Introduction
Limber Timber is a database migration tool written in python with flexibility in mind. It is the database migration tool I always wanted but never existed (until now).
Currently only Big Query is supported as that is what I'm using at work. The codebase is written to support different backends, and I plan to implement them eventually. Pull requests are welcome.
Installation
Limber Timber is distributed through PyPI. This means it can be installed through a variety of common tools. For example:
# for CLI usage
poetry add --dev limber-timber
# for library usage
poetry add limber-timber
# check that it is installed
poetry run liti
Features
Migrations Written in Data
Data is trivial to parse and thus easy to manipulate. You describe the migrations in data, and Limber Timber does the rest.
Inferred Down Migrations
Other migration tools that support down migrations put the burden on the developer to implement them. Limber Timber automatically infers the down migrations from the up migrations removing that burden from you.
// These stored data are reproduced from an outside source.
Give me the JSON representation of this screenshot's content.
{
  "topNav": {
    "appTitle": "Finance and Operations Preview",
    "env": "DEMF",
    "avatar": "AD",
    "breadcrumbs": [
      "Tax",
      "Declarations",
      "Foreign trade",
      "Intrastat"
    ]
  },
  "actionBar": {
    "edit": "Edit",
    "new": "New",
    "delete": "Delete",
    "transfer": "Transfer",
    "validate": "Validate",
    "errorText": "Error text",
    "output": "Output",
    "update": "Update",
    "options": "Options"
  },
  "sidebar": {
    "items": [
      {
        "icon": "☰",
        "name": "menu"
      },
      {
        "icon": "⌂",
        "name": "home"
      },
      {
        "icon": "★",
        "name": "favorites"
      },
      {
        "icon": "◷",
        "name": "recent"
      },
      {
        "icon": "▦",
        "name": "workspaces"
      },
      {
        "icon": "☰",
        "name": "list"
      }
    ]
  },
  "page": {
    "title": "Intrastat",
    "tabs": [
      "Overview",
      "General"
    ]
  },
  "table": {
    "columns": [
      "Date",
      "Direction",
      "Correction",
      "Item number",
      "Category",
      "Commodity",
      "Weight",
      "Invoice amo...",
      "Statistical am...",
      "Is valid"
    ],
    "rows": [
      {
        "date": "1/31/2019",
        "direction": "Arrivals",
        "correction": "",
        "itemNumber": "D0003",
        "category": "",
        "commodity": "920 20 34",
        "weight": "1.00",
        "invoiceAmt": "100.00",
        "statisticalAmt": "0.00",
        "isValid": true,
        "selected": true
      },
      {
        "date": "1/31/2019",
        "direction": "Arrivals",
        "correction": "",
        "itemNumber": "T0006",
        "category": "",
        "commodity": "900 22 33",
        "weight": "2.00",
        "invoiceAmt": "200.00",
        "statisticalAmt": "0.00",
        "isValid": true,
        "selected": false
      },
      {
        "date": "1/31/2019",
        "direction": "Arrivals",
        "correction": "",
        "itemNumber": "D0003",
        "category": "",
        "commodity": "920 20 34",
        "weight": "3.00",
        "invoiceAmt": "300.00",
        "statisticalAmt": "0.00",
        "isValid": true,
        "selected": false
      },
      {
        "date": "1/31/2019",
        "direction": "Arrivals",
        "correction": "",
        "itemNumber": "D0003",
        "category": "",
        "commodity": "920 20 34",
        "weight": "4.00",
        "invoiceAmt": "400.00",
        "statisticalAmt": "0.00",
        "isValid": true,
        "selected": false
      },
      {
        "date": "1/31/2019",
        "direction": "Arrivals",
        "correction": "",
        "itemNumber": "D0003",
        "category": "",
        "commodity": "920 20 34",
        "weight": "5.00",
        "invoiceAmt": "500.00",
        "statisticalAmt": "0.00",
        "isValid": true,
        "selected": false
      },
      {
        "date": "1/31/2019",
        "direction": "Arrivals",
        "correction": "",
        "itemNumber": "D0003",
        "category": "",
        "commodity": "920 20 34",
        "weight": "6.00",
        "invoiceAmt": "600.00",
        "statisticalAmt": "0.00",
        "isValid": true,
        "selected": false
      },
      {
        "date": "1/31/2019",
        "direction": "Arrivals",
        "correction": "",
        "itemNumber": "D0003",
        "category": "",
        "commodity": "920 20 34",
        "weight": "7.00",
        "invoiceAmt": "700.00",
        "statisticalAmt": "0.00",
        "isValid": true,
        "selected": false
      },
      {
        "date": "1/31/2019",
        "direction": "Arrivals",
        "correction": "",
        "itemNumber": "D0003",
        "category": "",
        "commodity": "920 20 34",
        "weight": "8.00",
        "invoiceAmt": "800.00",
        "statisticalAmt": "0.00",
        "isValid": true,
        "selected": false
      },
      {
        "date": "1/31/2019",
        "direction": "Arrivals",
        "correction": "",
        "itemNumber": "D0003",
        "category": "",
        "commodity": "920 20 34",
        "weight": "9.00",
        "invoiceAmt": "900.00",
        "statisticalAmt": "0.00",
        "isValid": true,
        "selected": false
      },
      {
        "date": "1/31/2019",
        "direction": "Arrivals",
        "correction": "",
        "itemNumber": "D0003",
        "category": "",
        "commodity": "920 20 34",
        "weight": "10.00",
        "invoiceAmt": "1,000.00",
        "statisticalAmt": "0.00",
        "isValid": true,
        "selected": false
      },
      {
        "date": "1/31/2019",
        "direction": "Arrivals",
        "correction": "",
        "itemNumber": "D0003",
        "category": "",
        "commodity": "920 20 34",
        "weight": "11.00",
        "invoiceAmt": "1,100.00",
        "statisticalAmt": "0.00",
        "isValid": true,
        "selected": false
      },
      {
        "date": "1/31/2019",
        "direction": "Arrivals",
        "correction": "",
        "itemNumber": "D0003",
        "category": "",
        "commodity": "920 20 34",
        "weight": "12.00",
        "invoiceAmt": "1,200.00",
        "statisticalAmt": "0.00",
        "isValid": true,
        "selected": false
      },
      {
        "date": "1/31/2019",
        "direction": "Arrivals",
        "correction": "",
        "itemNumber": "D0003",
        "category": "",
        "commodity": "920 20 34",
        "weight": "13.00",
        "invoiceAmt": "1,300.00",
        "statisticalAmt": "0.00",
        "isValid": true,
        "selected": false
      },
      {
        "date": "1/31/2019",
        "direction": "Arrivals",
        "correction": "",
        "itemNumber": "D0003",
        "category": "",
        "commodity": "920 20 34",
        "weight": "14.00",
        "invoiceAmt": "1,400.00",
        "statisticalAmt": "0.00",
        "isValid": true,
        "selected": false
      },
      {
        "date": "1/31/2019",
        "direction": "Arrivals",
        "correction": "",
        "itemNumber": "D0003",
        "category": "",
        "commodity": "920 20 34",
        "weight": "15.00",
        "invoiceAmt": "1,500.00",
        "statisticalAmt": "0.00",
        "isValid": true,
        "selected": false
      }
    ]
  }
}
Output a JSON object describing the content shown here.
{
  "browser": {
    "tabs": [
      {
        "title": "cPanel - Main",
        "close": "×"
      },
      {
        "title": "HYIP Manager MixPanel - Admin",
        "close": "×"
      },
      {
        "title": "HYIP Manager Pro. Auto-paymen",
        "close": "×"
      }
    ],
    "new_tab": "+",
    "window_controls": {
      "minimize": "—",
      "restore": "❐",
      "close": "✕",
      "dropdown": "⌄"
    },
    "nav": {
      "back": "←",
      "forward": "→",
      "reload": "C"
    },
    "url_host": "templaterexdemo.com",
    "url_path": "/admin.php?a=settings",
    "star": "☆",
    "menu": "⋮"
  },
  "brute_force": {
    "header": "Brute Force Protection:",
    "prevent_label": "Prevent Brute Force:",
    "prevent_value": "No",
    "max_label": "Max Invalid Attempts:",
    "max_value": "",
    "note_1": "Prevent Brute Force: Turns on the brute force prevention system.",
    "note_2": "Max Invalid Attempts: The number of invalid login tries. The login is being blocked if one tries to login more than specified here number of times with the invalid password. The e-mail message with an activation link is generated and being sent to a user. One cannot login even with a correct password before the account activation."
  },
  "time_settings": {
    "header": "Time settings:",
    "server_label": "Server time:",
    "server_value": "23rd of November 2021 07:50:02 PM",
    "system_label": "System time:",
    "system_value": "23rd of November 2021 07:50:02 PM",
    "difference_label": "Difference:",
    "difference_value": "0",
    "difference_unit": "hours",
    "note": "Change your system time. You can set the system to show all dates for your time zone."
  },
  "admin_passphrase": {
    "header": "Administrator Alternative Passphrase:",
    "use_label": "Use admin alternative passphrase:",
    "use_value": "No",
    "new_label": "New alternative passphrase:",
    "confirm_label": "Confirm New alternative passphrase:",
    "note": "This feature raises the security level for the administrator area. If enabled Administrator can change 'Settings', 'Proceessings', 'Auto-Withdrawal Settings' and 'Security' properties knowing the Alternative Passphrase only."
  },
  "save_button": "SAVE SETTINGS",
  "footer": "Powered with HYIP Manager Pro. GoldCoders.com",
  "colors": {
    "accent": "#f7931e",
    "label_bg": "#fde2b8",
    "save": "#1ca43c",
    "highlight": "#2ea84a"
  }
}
Separation of Database and Metadata
Limber Timber is not prescriptive about where you store your migrations table. You can even store it in a completely different type of database! This gives you the flexibility you need to meet the task at hand.
In-memory Support
There are many reasons you may want to run migrations in-memory.
- Unit tests
- Dry runs
- Only produce the migrations table
- Something else!
Manifest
A manifest file lists the migrations to apply and the order to apply them in.
- No special naming conventions like timestamps in your migration files
- Produces git merge conflicts instead of breaking silently
- Allows for better organization with directories
Error Recovery
Some backends (looking at you Big Query) do not support transactions for DDL queries. Limber Timber does its best to fail in recoverable ways despite this limitation. In most cases, no manual intervention will be needed in the case of a failure.
Templates
In Limber Timber, templates are first class. This means you do not need a preprocessing step in your deployments to fill out parameters. You write your templates in data and provide those template files to the migration runner.
Scanning
I want people to use Limber Timber, so I need to make it easy for you to start using it. Scanning is a feature that queries a schema or table and produces the migrations that would generate the same. Then you can run the migrations in-memory to generate the metadata and voilĂ , Limber Timber is ready to go.
JSON Schema
(Coming Soon)
JSON Schema allows for integrated validation and code completion.